Selon Roxana Maracineanu, "ce n’est pas au ministère des Sports ou au gouvernement de faire le calendrier mais c’est à nous de donner une vision, une visibilité au sport." Ses propos font échos à ceux du Premier ministre en date du 28 mai. "Il ne m'appartient pas de prononcer sur les décisions des ligues et des fédérations", scandait Edouard Philippe, juste après avoir... annoncé que les stades demeuraient fermés au moins jusqu’au 21 juin et que la pratique des sports collectifs était interdite jusqu’à cette même date. Lorsqu’on l’a interrogé, sur une éventuelle reprise des compétitions, il a répondu: "Je ne crois pas que le moment soit venu." Le fait est que le calendrier dépend fatalement des sentences gouvernementales. Lorsque le Premier ministre déclarait le 28 avril que "la saison 2019-2020 de sports professionnels, notamment de football, ne pourra pas reprendre avant le mois de septembre", n’était-il pas en train de conditionner l’agenda des ligues et fédés? Les ministres semblent dicter tout en renvoyant la responsabilité aux ligues et fédérations.

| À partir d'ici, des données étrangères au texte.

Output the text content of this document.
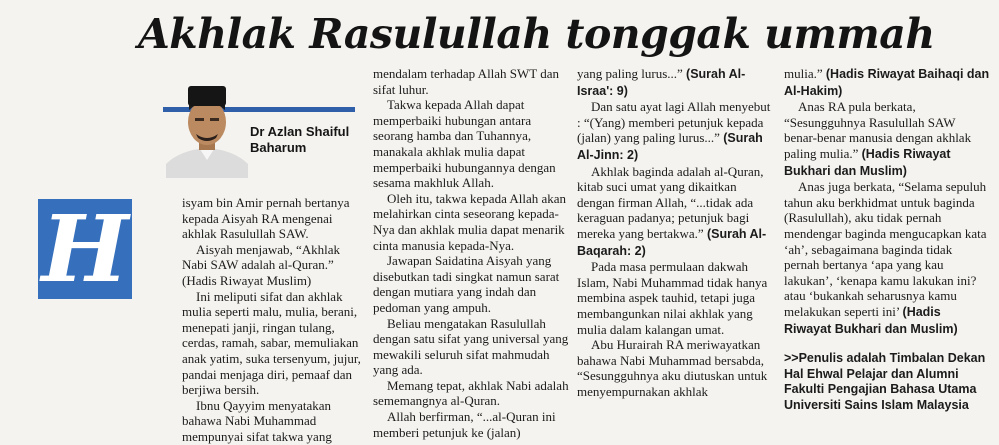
Akhlak Rasulullah tonggak ummah
Dr Azlan Shaiful
Baharum
H	isyam bin Amir pernah bertanya kepada Aisyah RA mengenai akhlak Rasulullah SAW.

Aisyah menjawab, “Akhlak Nabi SAW adalah al-Quran.” (Hadis Riwayat Muslim)

Ini meliputi sifat dan akhlak mulia seperti malu, mulia, berani, menepati janji, ringan tulang, cerdas, ramah, sabar, memuliakan anak yatim, suka tersenyum, jujur, pandai menjaga diri, pemaaf dan berjiwa bersih.

Ibnu Qayyim menyatakan bahawa Nabi Muhammad mempunyai sifat takwa yang

mendalam terhadap Allah SWT dan sifat luhur.

Takwa kepada Allah dapat memperbaiki hubungan antara seorang hamba dan Tuhannya, manakala akhlak mulia dapat memperbaiki hubungannya dengan sesama makhluk Allah.

Oleh itu, takwa kepada Allah akan melahirkan cinta seseorang kepada-Nya dan akhlak mulia dapat menarik cinta manusia kepada-Nya.

Jawapan Saidatina Aisyah yang disebutkan tadi singkat namun sarat dengan mutiara yang indah dan pedoman yang ampuh.

Beliau mengatakan Rasulullah dengan satu sifat yang universal yang mewakili seluruh sifat mahmudah yang ada.

Memang tepat, akhlak Nabi adalah sememangnya al-Quran.

Allah berfirman, “...al-Quran ini memberi petunjuk ke (jalan)

yang paling lurus...” (Surah Al-Israa': 9)

Dan satu ayat lagi Allah menyebut : “(Yang) memberi petunjuk kepada (jalan) yang paling lurus...” (Surah Al-Jinn: 2)

Akhlak baginda adalah al-Quran, kitab suci umat yang dikaitkan dengan firman Allah, “...tidak ada keraguan padanya; petunjuk bagi mereka yang bertakwa.” (Surah Al-Baqarah: 2)

Pada masa permulaan dakwah Islam, Nabi Muhammad tidak hanya membina aspek tauhid, tetapi juga membangunkan nilai akhlak yang mulia dalam kalangan umat.

Abu Hurairah RA meriwayatkan bahawa Nabi Muhammad bersabda, “Sesungguhnya aku diutuskan untuk menyempurnakan akhlak

mulia.” (Hadis Riwayat Baihaqi dan Al-Hakim)

Anas RA pula berkata, “Sesungguhnya Rasulullah SAW benar-benar manusia dengan akhlak paling mulia.” (Hadis Riwayat Bukhari dan Muslim)

Anas juga berkata, “Selama sepuluh tahun aku berkhidmat untuk baginda (Rasulullah), aku tidak pernah mendengar baginda mengucapkan kata ‘ah’, sebagaimana baginda tidak pernah bertanya ‘apa yang kau lakukan’, ‘kenapa kamu lakukan ini? atau ‘bukankah seharusnya kamu melakukan seperti ini’ (Hadis Riwayat Bukhari dan Muslim)

>>Penulis adalah Timbalan Dekan Hal Ehwal Pelajar dan Alumni Fakulti Pengajian Bahasa Utama Universiti Sains Islam Malaysia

Les tests, le point bloquant

C’est LA question qui divise depuis plusieurs semaines: pourquoi les compétitions n’ont donc pas repris, d’autant plus si la Ligue avait préparé un plan pour? Le courrier envoyé par la Ligue aux clubs pros le 25 avril – dans lequel était joint le protocole sanitaire et médical – soulève l’une des principales problématiques: "Dans l’hypothèse (à confirmer sous réserve de l’accord du gouvernement) où nous reprenons et mettons en œuvre ce protocole, il faudra traiter la question de l’approvisionnement des tests, pour laquelle la LFP peut agir de manière centralisée si les clubs le souhaitent." La Ligue avait, en effet, anticipé une commande tests PCR, ayant établi leur nombre à 40.000 et le coût global autour du million d’euros (les clubs étaient libres de les commandes eux-mêmes, mais les médecins préconisaient une commande groupée afin que les tests soient identiques pour tous). Mais comment se fournir en tests? A la fin avril, la question était d’ordre national et politique. Ils manquaient. Le 22 avril, la ministre des Sports donnait le ton sur Eurosport: "Le sport n'est pas prioritaire aujourd'hui dans les décisions qui sont prises par le gouvernement." Et elle rajoutait: "Si en sortie (de confinement), il n'y a pas assez de masques, si comme aujourd'hui les tests restent réservés aux personnes qui présentent des symptômes et que c'est la condition édictée par les sportifs - qui auront la possibilité du droit de retrait - ça ne se fera pas." Six jours plus tard, dans la foulée de l’annonce du Premier ministre, Roxana Maracineanu se joignait à une conférence avec des représentants de la Ligue et de la Fédération Française de Football. Face aux contraintes imposées (déplacements limités à un rayon de 100km, distanciation sociale...), la saison devait s’arrêter. La ministre insistait auprès de ses interlocuteurs "que le football ne peut pas obéir à des règles particulières." Sans oublier l’impact qu’une telle mesure d’exception aurait auprès de l’opinion publique. Au-delà des contraintes imposées par le gouvernement lors du confinement (interdiction de déplacement à plus de 100km, distanciation sociale), sans test, pas de reprise possible, d’un point médical et sanitaire. Un Conseil d’Administration exceptionnel de la LFP prenait acte des déclarations gouvernementales. Comment la Ligue pouvait-elle, alors, en décider autrement?